HMR3D: Hierarchical Multimodal Representation for 3D Scene Understanding with Large Vision-Language Model

TL;DR

This work tackles the challenge of extending vision-language reasoning to 3D scenes by enabling explicit input-level alignment between 3D data and large vision-language models. It translates 3D scenes into structured text descriptions and renders multi-view images, then fuses these with a hierarchical visual representation to provide both local and global context for reasoning. The approach, fine-tuned with LoRA on a pretrained Qwen-VL backbone, achieves state-of-the-art results on situated (SQA3D) and general (ScanQA) 3D Q&A benchmarks, outperforming prior latent-space alignment methods.

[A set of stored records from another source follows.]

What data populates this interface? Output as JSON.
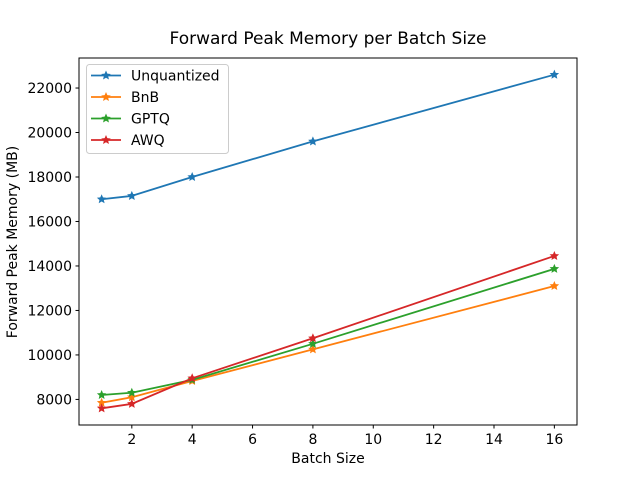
{
  "chart_data": {
    "type": "line",
    "title": "Forward Peak Memory per Batch Size",
    "xlabel": "Batch Size",
    "ylabel": "Forward Peak Memory (MB)",
    "x": [
      1,
      2,
      4,
      8,
      16
    ],
    "series": [
      {
        "name": "Unquantized",
        "color": "#1f77b4",
        "values": [
          17000,
          17150,
          18000,
          19600,
          22600
        ]
      },
      {
        "name": "BnB",
        "color": "#ff7f0e",
        "values": [
          7850,
          8100,
          8830,
          10250,
          13100
        ]
      },
      {
        "name": "GPTQ",
        "color": "#2ca02c",
        "values": [
          8200,
          8300,
          8880,
          10500,
          13870
        ]
      },
      {
        "name": "AWQ",
        "color": "#d62728",
        "values": [
          7600,
          7800,
          8950,
          10750,
          14450
        ]
      }
    ],
    "xticks": [
      2,
      4,
      6,
      8,
      10,
      12,
      14,
      16
    ],
    "yticks": [
      8000,
      10000,
      12000,
      14000,
      16000,
      18000,
      20000,
      22000
    ],
    "xlim": [
      0.25,
      16.75
    ],
    "ylim": [
      6850,
      23350
    ],
    "marker": "star",
    "grid": false,
    "legend_position": "upper-left",
    "background_color": "#ffffff",
    "axis_color": "#000000",
    "legend_border_color": "#cccccc"
  }
}
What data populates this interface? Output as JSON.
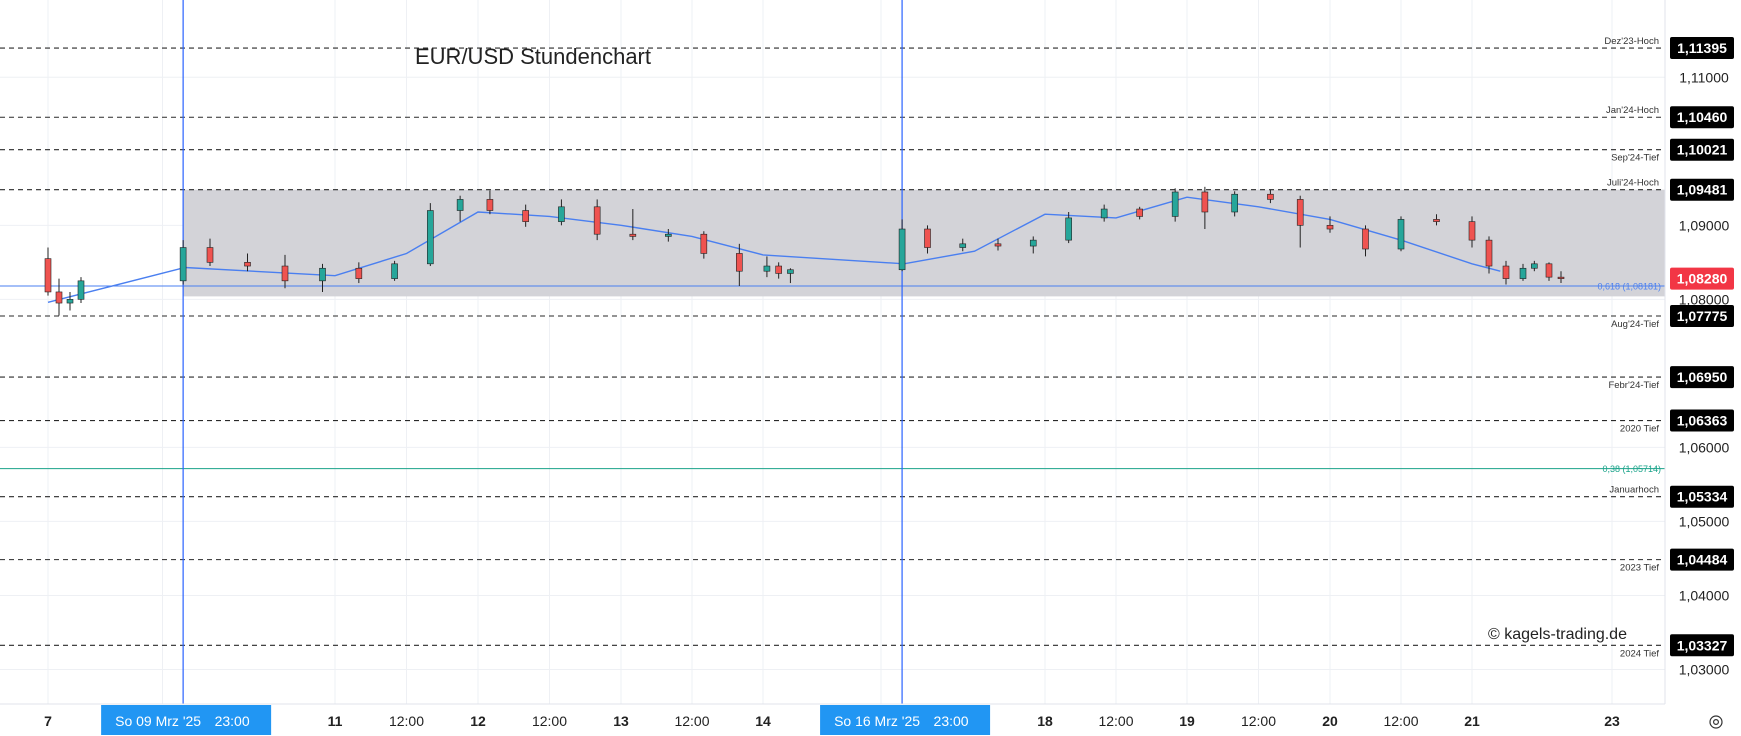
{
  "chart_data": {
    "type": "candlestick",
    "title": "EUR/USD Stundenchart",
    "watermark": "© kagels-trading.de",
    "x_tick_labels": [
      {
        "day": 7,
        "hour": 0,
        "label": "7"
      },
      {
        "day": 9,
        "hour": 12,
        "label": ":00"
      },
      {
        "day": 11,
        "hour": 0,
        "label": "11"
      },
      {
        "day": 11,
        "hour": 12,
        "label": "12:00"
      },
      {
        "day": 12,
        "hour": 0,
        "label": "12"
      },
      {
        "day": 12,
        "hour": 12,
        "label": "12:00"
      },
      {
        "day": 13,
        "hour": 0,
        "label": "13"
      },
      {
        "day": 13,
        "hour": 12,
        "label": "12:00"
      },
      {
        "day": 14,
        "hour": 0,
        "label": "14"
      },
      {
        "day": 16,
        "hour": 12,
        "label": ":00"
      },
      {
        "day": 18,
        "hour": 0,
        "label": "18"
      },
      {
        "day": 18,
        "hour": 12,
        "label": "12:00"
      },
      {
        "day": 19,
        "hour": 0,
        "label": "19"
      },
      {
        "day": 19,
        "hour": 12,
        "label": "12:00"
      },
      {
        "day": 20,
        "hour": 0,
        "label": "20"
      },
      {
        "day": 20,
        "hour": 12,
        "label": "12:00"
      },
      {
        "day": 21,
        "hour": 0,
        "label": "21"
      },
      {
        "day": 23,
        "hour": 0,
        "label": "23"
      }
    ],
    "y_tick_labels": [
      "1,11000",
      "1,09000",
      "1,08000",
      "1,06000",
      "1,05000",
      "1,04000",
      "1,03000"
    ],
    "y_ticks": [
      1.11,
      1.09,
      1.08,
      1.06,
      1.05,
      1.04,
      1.03
    ],
    "ylim": [
      1.0275,
      1.1176
    ],
    "date_markers": [
      {
        "day": 9,
        "hour": 23,
        "label": "So 09 Mrz '25",
        "time": "23:00"
      },
      {
        "day": 16,
        "hour": 23,
        "label": "So 16 Mrz '25",
        "time": "23:00"
      }
    ],
    "levels": [
      {
        "value": 1.11395,
        "price_label": "1,11395",
        "name": "Dez'23-Hoch",
        "style": "dashed"
      },
      {
        "value": 1.1046,
        "price_label": "1,10460",
        "name": "Jan'24-Hoch",
        "style": "dashed"
      },
      {
        "value": 1.10021,
        "price_label": "1,10021",
        "name": "Sep'24-Tief",
        "style": "dashed"
      },
      {
        "value": 1.09481,
        "price_label": "1,09481",
        "name": "Juli'24-Hoch",
        "style": "dashed"
      },
      {
        "value": 1.07775,
        "price_label": "1,07775",
        "name": "Aug'24-Tief",
        "style": "dashed"
      },
      {
        "value": 1.0695,
        "price_label": "1,06950",
        "name": "Febr'24-Tief",
        "style": "dashed"
      },
      {
        "value": 1.06363,
        "price_label": "1,06363",
        "name": "2020 Tief",
        "style": "dashed"
      },
      {
        "value": 1.05334,
        "price_label": "1,05334",
        "name": "Januarhoch",
        "style": "dashed"
      },
      {
        "value": 1.04484,
        "price_label": "1,04484",
        "name": "2023 Tief",
        "style": "dashed"
      },
      {
        "value": 1.03327,
        "price_label": "1,03327",
        "name": "2024 Tief",
        "style": "dashed"
      }
    ],
    "fib_levels": [
      {
        "value": 1.08181,
        "label": "0,618 (1,08181)",
        "color": "#4a7ff0"
      },
      {
        "value": 1.05714,
        "label": "0,38 (1,05714)",
        "color": "#1aa38a"
      }
    ],
    "range_box": {
      "top": 1.09481,
      "bottom": 1.0804
    },
    "current_price": {
      "value": 1.0828,
      "label": "1,08280"
    },
    "moving_average": [
      {
        "day": 7,
        "hour": 0,
        "value": 1.0796
      },
      {
        "day": 10,
        "hour": 0,
        "value": 1.0843
      },
      {
        "day": 11,
        "hour": 0,
        "value": 1.0832
      },
      {
        "day": 11,
        "hour": 12,
        "value": 1.0862
      },
      {
        "day": 12,
        "hour": 0,
        "value": 1.0918
      },
      {
        "day": 12,
        "hour": 12,
        "value": 1.0912
      },
      {
        "day": 13,
        "hour": 0,
        "value": 1.09
      },
      {
        "day": 13,
        "hour": 12,
        "value": 1.0885
      },
      {
        "day": 14,
        "hour": 0,
        "value": 1.086
      },
      {
        "day": 17,
        "hour": 0,
        "value": 1.0848
      },
      {
        "day": 17,
        "hour": 12,
        "value": 1.0865
      },
      {
        "day": 18,
        "hour": 0,
        "value": 1.0915
      },
      {
        "day": 18,
        "hour": 12,
        "value": 1.091
      },
      {
        "day": 19,
        "hour": 0,
        "value": 1.0938
      },
      {
        "day": 19,
        "hour": 12,
        "value": 1.0925
      },
      {
        "day": 20,
        "hour": 0,
        "value": 1.0908
      },
      {
        "day": 20,
        "hour": 12,
        "value": 1.088
      },
      {
        "day": 21,
        "hour": 0,
        "value": 1.0848
      },
      {
        "day": 21,
        "hour": 10,
        "value": 1.0838
      }
    ],
    "candles": [
      {
        "day": 7,
        "hour": 0,
        "o": 1.0855,
        "h": 1.087,
        "l": 1.0805,
        "c": 1.081
      },
      {
        "day": 7,
        "hour": 6,
        "o": 1.081,
        "h": 1.0828,
        "l": 1.0778,
        "c": 1.0795
      },
      {
        "day": 7,
        "hour": 12,
        "o": 1.0795,
        "h": 1.081,
        "l": 1.0785,
        "c": 1.08
      },
      {
        "day": 7,
        "hour": 18,
        "o": 1.08,
        "h": 1.083,
        "l": 1.0795,
        "c": 1.0825
      },
      {
        "day": 9,
        "hour": 23,
        "o": 1.0825,
        "h": 1.088,
        "l": 1.082,
        "c": 1.087
      },
      {
        "day": 10,
        "hour": 4,
        "o": 1.087,
        "h": 1.0882,
        "l": 1.0845,
        "c": 1.085
      },
      {
        "day": 10,
        "hour": 10,
        "o": 1.085,
        "h": 1.0862,
        "l": 1.0838,
        "c": 1.0845
      },
      {
        "day": 10,
        "hour": 16,
        "o": 1.0845,
        "h": 1.086,
        "l": 1.0815,
        "c": 1.0825
      },
      {
        "day": 10,
        "hour": 22,
        "o": 1.0825,
        "h": 1.0848,
        "l": 1.081,
        "c": 1.0842
      },
      {
        "day": 11,
        "hour": 4,
        "o": 1.0842,
        "h": 1.085,
        "l": 1.0822,
        "c": 1.0828
      },
      {
        "day": 11,
        "hour": 10,
        "o": 1.0828,
        "h": 1.0852,
        "l": 1.0825,
        "c": 1.0848
      },
      {
        "day": 11,
        "hour": 16,
        "o": 1.0848,
        "h": 1.093,
        "l": 1.0845,
        "c": 1.092
      },
      {
        "day": 11,
        "hour": 21,
        "o": 1.092,
        "h": 1.094,
        "l": 1.0905,
        "c": 1.0935
      },
      {
        "day": 12,
        "hour": 2,
        "o": 1.0935,
        "h": 1.0947,
        "l": 1.0915,
        "c": 1.092
      },
      {
        "day": 12,
        "hour": 8,
        "o": 1.092,
        "h": 1.0928,
        "l": 1.0898,
        "c": 1.0905
      },
      {
        "day": 12,
        "hour": 14,
        "o": 1.0905,
        "h": 1.0935,
        "l": 1.09,
        "c": 1.0925
      },
      {
        "day": 12,
        "hour": 20,
        "o": 1.0925,
        "h": 1.0935,
        "l": 1.088,
        "c": 1.0888
      },
      {
        "day": 13,
        "hour": 2,
        "o": 1.0888,
        "h": 1.0922,
        "l": 1.088,
        "c": 1.0885
      },
      {
        "day": 13,
        "hour": 8,
        "o": 1.0885,
        "h": 1.0895,
        "l": 1.0878,
        "c": 1.0888
      },
      {
        "day": 13,
        "hour": 14,
        "o": 1.0888,
        "h": 1.0892,
        "l": 1.0855,
        "c": 1.0862
      },
      {
        "day": 13,
        "hour": 20,
        "o": 1.0862,
        "h": 1.0875,
        "l": 1.0818,
        "c": 1.0838
      },
      {
        "day": 14,
        "hour": 2,
        "o": 1.0838,
        "h": 1.0858,
        "l": 1.083,
        "c": 1.0845
      },
      {
        "day": 14,
        "hour": 8,
        "o": 1.0845,
        "h": 1.085,
        "l": 1.0828,
        "c": 1.0835
      },
      {
        "day": 14,
        "hour": 14,
        "o": 1.0835,
        "h": 1.0842,
        "l": 1.0822,
        "c": 1.084
      },
      {
        "day": 16,
        "hour": 23,
        "o": 1.084,
        "h": 1.0908,
        "l": 1.0838,
        "c": 1.0895
      },
      {
        "day": 17,
        "hour": 4,
        "o": 1.0895,
        "h": 1.09,
        "l": 1.0862,
        "c": 1.087
      },
      {
        "day": 17,
        "hour": 10,
        "o": 1.087,
        "h": 1.0882,
        "l": 1.0865,
        "c": 1.0875
      },
      {
        "day": 17,
        "hour": 16,
        "o": 1.0875,
        "h": 1.0882,
        "l": 1.0866,
        "c": 1.0872
      },
      {
        "day": 17,
        "hour": 22,
        "o": 1.0872,
        "h": 1.0885,
        "l": 1.0862,
        "c": 1.088
      },
      {
        "day": 18,
        "hour": 4,
        "o": 1.088,
        "h": 1.0918,
        "l": 1.0876,
        "c": 1.091
      },
      {
        "day": 18,
        "hour": 10,
        "o": 1.091,
        "h": 1.0928,
        "l": 1.0905,
        "c": 1.0922
      },
      {
        "day": 18,
        "hour": 16,
        "o": 1.0922,
        "h": 1.0925,
        "l": 1.0908,
        "c": 1.0912
      },
      {
        "day": 18,
        "hour": 22,
        "o": 1.0912,
        "h": 1.095,
        "l": 1.0905,
        "c": 1.0945
      },
      {
        "day": 19,
        "hour": 3,
        "o": 1.0945,
        "h": 1.0952,
        "l": 1.0895,
        "c": 1.0918
      },
      {
        "day": 19,
        "hour": 8,
        "o": 1.0918,
        "h": 1.0946,
        "l": 1.0912,
        "c": 1.0942
      },
      {
        "day": 19,
        "hour": 14,
        "o": 1.0942,
        "h": 1.0948,
        "l": 1.093,
        "c": 1.0935
      },
      {
        "day": 19,
        "hour": 19,
        "o": 1.0935,
        "h": 1.094,
        "l": 1.087,
        "c": 1.09
      },
      {
        "day": 20,
        "hour": 0,
        "o": 1.09,
        "h": 1.0912,
        "l": 1.089,
        "c": 1.0895
      },
      {
        "day": 20,
        "hour": 6,
        "o": 1.0895,
        "h": 1.09,
        "l": 1.0858,
        "c": 1.0868
      },
      {
        "day": 20,
        "hour": 12,
        "o": 1.0868,
        "h": 1.0912,
        "l": 1.0865,
        "c": 1.0908
      },
      {
        "day": 20,
        "hour": 18,
        "o": 1.0908,
        "h": 1.0915,
        "l": 1.09,
        "c": 1.0905
      },
      {
        "day": 21,
        "hour": 0,
        "o": 1.0905,
        "h": 1.0912,
        "l": 1.087,
        "c": 1.088
      },
      {
        "day": 21,
        "hour": 6,
        "o": 1.088,
        "h": 1.0885,
        "l": 1.0835,
        "c": 1.0845
      },
      {
        "day": 21,
        "hour": 12,
        "o": 1.0845,
        "h": 1.0852,
        "l": 1.082,
        "c": 1.0828
      },
      {
        "day": 21,
        "hour": 18,
        "o": 1.0828,
        "h": 1.0848,
        "l": 1.0825,
        "c": 1.0842
      },
      {
        "day": 21,
        "hour": 22,
        "o": 1.0842,
        "h": 1.0852,
        "l": 1.0838,
        "c": 1.0848
      },
      {
        "day": 22,
        "hour": 3,
        "o": 1.0848,
        "h": 1.085,
        "l": 1.0825,
        "c": 1.083
      },
      {
        "day": 22,
        "hour": 7,
        "o": 1.083,
        "h": 1.0838,
        "l": 1.0822,
        "c": 1.0828
      }
    ]
  },
  "colors": {
    "up": "#26a69a",
    "down": "#ef5350",
    "ma": "#4a7ff0",
    "marker": "#2962ff",
    "marker_label": "#2196f3",
    "range_box": "#d1d1d6",
    "level_line": "#2a2a2a",
    "grid": "#eef0f4",
    "price_badge": "#000000",
    "current_badge": "#f23645"
  },
  "settings_icon": "settings-icon"
}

The findings underscore the value of explicit cross-modal grounding and multi-view aggregation for robust 3D scene understanding with VLMs, while acknowledging segmentation quality and complex spatial reasoning as areas for improvement.

Abstract

Recent advances in large vision-language models (VLMs) have shown significant promise for 3D scene understanding. Existing VLM-based approaches typically align 3D scene features with the VLM's embedding space. However, this implicit alignment often yields suboptimal performance due to the scarcity of 3D data and the inherent complexity of spatial relationships in 3D environments. To address these limitations, we propose a novel hierarchical multimodal representation for 3D scene reasoning that explicitly aligns with VLMs at the input space by leveraging both multi-view images and text descriptions. The text descriptions capture spatial relationships by referencing the 3D coordinates of detected objects, while the multi-view images include a top-down perspective and four directional views (forward, left, right, and backward), ensuring comprehensive scene coverage. Additionally, we introduce a hierarchical feature representation that aggregates patch-level image features into view-level and scene-level representations, enabling the model to reason over both local and global scene context. Experimental results on both situated 3D Q&A and general 3D Q&A benchmarks demonstrate the effectiveness of our approach.

Paper Structure

This paper contains 21 sections, 4 equations, 6 figures, 3 tables.

Figures (6)

  • Figure 1: Comparison of (a) conventional embedding space alignment, which maps 3D point cloud features into the VLM via feature extraction and projection, and (b) our proposed input space alignment, which converts the 3D scene into textual descriptions and multi-view rendered images before feeding them directly into the VLM.
  • Figure 2: Overview of our proposed pipeline, which consists of two main stages: (1) generation of structured text descriptions from the 3D scene and (2) multi-view image rendering with hierarchical visual feature extraction. Both the textual and visual information are jointly fed into model to generate the final answer.
  • Figure 3: An example of the rendered multi-view images, including a bird's-eye view and four top-down directions (forward, left, right, and backward) to ensures comprehensive spatial coverage of the 3D scene.
  • Figure 4: Prompt template for our model
  • Figure 5: Qualitative examples from SQA3D dataset. The red arrow indicates the agent's position and facing direction as referenced in the situational description.